Risulta, quindi, che 4 amministrazioni su 10 non ha progettato o si è interessata alla tecnologia digitale o a migliorare le competenze digitali dei dipendenti del pubblico impiego. Lo smart working ed il lavoro agile è una modalità di lavoro che si svolge in parte all’interno degli uffici e in parte all’esterno. Questo fa sì che il dipendente della PA non abbia cartellini da timbrare, non abbia pause predefinite, non abbia limiti all’orario di lavoro.

Ecco perché quando parliamo di smart working dobbiamo dimenticare questi parametri e focalizzare tutta l’attenzione su un solo fattore: il dipendente che raggiunge obiettivi. Indipendentemente dal tempo, dallo spazio e dai cartellini timbrati.

Per i lavoratori della PA e per la PA in generale esistono diversi vantaggi legati allo smart working, tra cui:

  • AUMENTO DELLA PRODUTTIVITA'
  • OTTIMIZZAZIONE DEL TEMPO
  • RISPARMIO DEI COSTI
  • RIDUZIONE DEL TASSO DI ASSENTEISMO

La trasformazione digitale della pubblica amministrazione rimane perciò un argomento molto importante per il nostro governo. Tant’è che è stato istituito il POLA: Piano Organizzativo del Lavoro Agile.

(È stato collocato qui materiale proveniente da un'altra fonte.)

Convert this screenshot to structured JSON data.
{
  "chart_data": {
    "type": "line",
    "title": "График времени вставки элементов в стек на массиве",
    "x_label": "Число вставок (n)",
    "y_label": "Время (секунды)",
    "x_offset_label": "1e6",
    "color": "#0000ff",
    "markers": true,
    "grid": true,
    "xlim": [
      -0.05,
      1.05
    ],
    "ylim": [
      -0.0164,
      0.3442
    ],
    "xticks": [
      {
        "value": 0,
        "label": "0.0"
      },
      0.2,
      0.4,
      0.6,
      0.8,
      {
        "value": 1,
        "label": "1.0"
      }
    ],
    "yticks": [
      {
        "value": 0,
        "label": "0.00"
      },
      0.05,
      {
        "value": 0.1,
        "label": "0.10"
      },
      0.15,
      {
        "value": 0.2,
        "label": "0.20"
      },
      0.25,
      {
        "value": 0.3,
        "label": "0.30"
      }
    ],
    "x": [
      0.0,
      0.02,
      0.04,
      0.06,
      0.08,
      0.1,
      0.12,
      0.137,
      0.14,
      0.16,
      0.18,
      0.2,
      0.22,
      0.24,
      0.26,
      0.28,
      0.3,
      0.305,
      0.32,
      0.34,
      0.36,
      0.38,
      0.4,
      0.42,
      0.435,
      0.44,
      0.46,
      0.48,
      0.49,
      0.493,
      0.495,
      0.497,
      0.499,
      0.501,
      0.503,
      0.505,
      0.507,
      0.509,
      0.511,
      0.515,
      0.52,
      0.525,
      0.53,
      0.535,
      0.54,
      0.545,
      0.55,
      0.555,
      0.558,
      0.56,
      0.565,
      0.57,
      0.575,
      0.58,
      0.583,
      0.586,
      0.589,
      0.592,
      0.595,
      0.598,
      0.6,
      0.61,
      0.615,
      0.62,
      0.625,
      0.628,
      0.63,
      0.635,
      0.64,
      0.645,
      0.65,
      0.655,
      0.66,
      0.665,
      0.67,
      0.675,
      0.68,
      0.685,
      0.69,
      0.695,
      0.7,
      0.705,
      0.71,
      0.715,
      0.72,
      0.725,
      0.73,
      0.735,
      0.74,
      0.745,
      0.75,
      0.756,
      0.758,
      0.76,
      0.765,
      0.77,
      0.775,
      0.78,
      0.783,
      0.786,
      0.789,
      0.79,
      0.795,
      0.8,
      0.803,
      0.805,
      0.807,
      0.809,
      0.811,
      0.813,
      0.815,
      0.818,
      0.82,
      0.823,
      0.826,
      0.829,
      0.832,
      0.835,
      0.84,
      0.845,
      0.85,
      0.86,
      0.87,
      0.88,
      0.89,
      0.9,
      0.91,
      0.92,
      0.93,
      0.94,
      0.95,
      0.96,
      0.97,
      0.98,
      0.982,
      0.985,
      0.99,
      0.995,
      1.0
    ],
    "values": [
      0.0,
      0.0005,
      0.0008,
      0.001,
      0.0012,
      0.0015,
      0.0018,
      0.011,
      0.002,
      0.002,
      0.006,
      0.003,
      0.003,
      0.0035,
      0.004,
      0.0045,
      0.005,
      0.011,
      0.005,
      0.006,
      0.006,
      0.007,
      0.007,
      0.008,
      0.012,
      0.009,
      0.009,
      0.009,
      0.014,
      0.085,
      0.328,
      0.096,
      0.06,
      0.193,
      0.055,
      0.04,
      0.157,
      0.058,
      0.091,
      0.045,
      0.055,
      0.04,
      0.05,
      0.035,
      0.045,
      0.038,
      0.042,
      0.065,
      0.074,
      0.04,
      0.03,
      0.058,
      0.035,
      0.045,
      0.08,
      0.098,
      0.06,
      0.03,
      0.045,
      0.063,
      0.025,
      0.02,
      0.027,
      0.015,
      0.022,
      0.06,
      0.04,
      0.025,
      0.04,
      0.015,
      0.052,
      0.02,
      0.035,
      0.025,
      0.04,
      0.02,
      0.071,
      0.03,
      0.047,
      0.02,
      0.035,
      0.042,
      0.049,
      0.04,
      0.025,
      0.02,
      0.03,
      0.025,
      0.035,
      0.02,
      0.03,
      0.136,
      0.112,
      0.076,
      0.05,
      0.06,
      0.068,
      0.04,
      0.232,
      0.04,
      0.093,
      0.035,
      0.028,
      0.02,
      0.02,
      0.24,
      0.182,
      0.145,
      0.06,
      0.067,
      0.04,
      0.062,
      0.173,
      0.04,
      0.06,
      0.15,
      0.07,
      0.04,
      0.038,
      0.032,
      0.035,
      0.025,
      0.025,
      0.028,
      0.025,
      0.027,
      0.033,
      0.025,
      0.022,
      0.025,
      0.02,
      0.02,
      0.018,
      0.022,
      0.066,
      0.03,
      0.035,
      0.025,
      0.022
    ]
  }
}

Il Piano Organizzativo del Lavoro Agile (POLA)

Il POLA rappresenta uno degli elementi più importanti quando si tratta l’argomento digitalizzazione-Pubblica Amministrazione.
Si tratta di un piano fortemente voluto dalla Ministra Dadone, che definisce chiaramente alcuni aspetti importanti, tra cui:

  • Le procedure con cui attuare lo smart working
  • Quali attività possono essere svolte da remoto
  • Almeno il 60% dei dipendenti possono lavorare con questa modalità, senza subire penalizzazioni.

Tuttavia, l'Italia è solamente al 18° posto in Europa (secondo il DESI- Indice di economia e società digitale). Non male come posto in realtà; tuttavia, mancano ancora diversi passi avanti per migliorare notevolmente il rapporto tra mondo digitale e pubblica amministrazione, cha garantirebbe un grande risparmio per la spesa pubblica e un rapporto nettamente migliore tra amministrazioni e cittadini!

Con i giusti strumenti digitali ogni tipologia di lavoro può essere misurata nella sua efficienza, considerando ogni volta i corretti parametri per regolare l'attività.